Wen et al. introduce an end-to-end task-oriented dialogue system consisting of networks for encoding intent, policy decisions, belief tracking, database operations, and generation. The database operator has an explicit representation of database attributes as slot-value pairs. The input here is converted into two internal representations, a distributed representation generated by an intent network, and the belief state, which is a probability representation over slot-value pairs. The slot-value pairs are used for generating the query to the database, and then the policy network uses the search result combined with the intent representation and the belief state to generate a single vector that determines the system’s next action. This vector is used for the response generation to produce a template response that is subsequently completed by inserting the actual values retrieved from the database into the skeleton response. 

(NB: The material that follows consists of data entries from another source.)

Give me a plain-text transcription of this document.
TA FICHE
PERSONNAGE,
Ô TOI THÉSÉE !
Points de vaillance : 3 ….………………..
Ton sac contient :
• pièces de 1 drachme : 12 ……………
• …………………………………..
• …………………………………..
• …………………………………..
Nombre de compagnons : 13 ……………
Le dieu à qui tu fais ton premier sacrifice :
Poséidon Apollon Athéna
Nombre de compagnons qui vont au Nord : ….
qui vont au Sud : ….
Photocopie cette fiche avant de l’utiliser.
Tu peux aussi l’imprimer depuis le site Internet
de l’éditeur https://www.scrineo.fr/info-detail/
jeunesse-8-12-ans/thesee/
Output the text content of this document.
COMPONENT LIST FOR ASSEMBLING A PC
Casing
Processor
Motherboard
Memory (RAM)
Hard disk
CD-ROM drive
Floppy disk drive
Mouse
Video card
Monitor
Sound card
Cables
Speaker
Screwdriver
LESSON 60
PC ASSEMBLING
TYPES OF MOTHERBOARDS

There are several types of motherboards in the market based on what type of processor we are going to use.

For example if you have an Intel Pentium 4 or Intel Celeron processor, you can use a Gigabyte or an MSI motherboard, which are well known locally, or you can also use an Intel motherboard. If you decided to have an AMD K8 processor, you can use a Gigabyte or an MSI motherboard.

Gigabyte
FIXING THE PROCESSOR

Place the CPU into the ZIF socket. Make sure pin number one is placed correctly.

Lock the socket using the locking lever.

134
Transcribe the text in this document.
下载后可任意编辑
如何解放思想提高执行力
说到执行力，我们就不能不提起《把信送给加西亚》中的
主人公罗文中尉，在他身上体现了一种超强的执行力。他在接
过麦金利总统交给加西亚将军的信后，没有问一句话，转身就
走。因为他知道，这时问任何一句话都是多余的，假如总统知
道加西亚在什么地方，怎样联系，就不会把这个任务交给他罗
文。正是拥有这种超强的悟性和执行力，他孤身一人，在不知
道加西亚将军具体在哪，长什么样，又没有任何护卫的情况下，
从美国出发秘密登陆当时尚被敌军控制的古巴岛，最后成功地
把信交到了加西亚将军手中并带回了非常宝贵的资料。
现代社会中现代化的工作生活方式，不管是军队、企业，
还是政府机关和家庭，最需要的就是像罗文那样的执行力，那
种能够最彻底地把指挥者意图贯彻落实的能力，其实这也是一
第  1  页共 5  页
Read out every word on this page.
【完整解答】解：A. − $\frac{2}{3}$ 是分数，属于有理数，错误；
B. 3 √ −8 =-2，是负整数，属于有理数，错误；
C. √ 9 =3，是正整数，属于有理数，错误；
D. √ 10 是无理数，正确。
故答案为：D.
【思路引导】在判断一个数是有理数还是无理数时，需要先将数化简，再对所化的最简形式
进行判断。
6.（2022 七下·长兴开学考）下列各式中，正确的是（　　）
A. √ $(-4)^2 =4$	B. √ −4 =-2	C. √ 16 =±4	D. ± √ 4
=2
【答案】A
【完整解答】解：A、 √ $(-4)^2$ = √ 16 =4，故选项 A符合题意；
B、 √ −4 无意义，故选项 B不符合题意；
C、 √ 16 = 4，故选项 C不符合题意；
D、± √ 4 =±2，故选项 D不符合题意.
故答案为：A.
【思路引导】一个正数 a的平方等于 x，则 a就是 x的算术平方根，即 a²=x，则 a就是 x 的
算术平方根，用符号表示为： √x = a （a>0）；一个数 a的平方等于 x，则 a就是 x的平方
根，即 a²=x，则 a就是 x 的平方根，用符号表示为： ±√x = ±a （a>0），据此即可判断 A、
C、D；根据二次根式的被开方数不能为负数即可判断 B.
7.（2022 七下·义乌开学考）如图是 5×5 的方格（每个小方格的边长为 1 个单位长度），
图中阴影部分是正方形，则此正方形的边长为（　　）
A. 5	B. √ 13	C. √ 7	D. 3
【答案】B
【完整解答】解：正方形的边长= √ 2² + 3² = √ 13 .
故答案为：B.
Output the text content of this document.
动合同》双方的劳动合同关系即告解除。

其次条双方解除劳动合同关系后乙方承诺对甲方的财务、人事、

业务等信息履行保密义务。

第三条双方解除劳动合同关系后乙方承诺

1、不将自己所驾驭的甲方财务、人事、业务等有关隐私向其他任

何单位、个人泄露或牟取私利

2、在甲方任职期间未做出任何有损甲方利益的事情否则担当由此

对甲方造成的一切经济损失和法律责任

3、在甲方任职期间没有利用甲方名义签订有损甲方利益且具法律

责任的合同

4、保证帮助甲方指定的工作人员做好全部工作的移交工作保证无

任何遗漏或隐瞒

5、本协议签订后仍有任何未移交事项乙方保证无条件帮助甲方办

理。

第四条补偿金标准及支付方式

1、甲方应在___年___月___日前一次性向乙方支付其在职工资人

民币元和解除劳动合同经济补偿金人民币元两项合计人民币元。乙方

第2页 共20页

 The lack of training data for task-oriented systems using a crowdsourced version of The Wizard of Oz method to generate dialogues for training. The end-to-end task-oriented systems approach is still in its infancy and there are still many issues to be addressed. For example, the system doesn’t address errors in recognition and dealing with subsequent uncertainty in the belief state.

Platforms to develop your chatbots

Several platforms allow you to build your chatbot without worrying about the underlying technologies. 


Microsoft offers a full catalogue of software services that you can use to build your solution. Microsoft offers two Azure Cognitive Services: Language Understanding Intelligent Service for natural language understanding and Bot Framework for dialogue and response. The BotBuilder SDKs are used to implement the business logic into your chatbot. BotBuilder SDKs support languages such as C#, Javascript, Java, and Python. 


Amazon also has multiple software services for building chatbots. The primary service used for building AI assistants is Amazon Lex. It integrates easily with Amazon’s other cloud-based services as well as external interfaces. Amazon Lex bots can be easily published to messaging platforms like Facebook Messenger, Slack, Kik, and Twilio SMS. Lex also provides SDKs for IOS and android app development.


Google through its google cloud platform provides a variety of software services in its catalogue and many prebuilt integration points. Google’s Dialogflow is the primary service that can be used to build conversational AI systems. Several other services are available for building your event Classifiers.


Rasa gives you full control of the software you deploy. The other vendors usually give you control of the classifier by changing training data, but with Rasa, you can customize the entire classification process. Chatbots can be deployed on multiple platforms like FB messenger, Microsoft bot and slack, etc.


IBM offers a platform with easily integrated services. Watson Assistant is IBM’s AI assistant platform, and it is suitable for building chatbots as well as other types of assistants.  Some studies show that Watson has higher benchmark scores than other commercial internet detection services.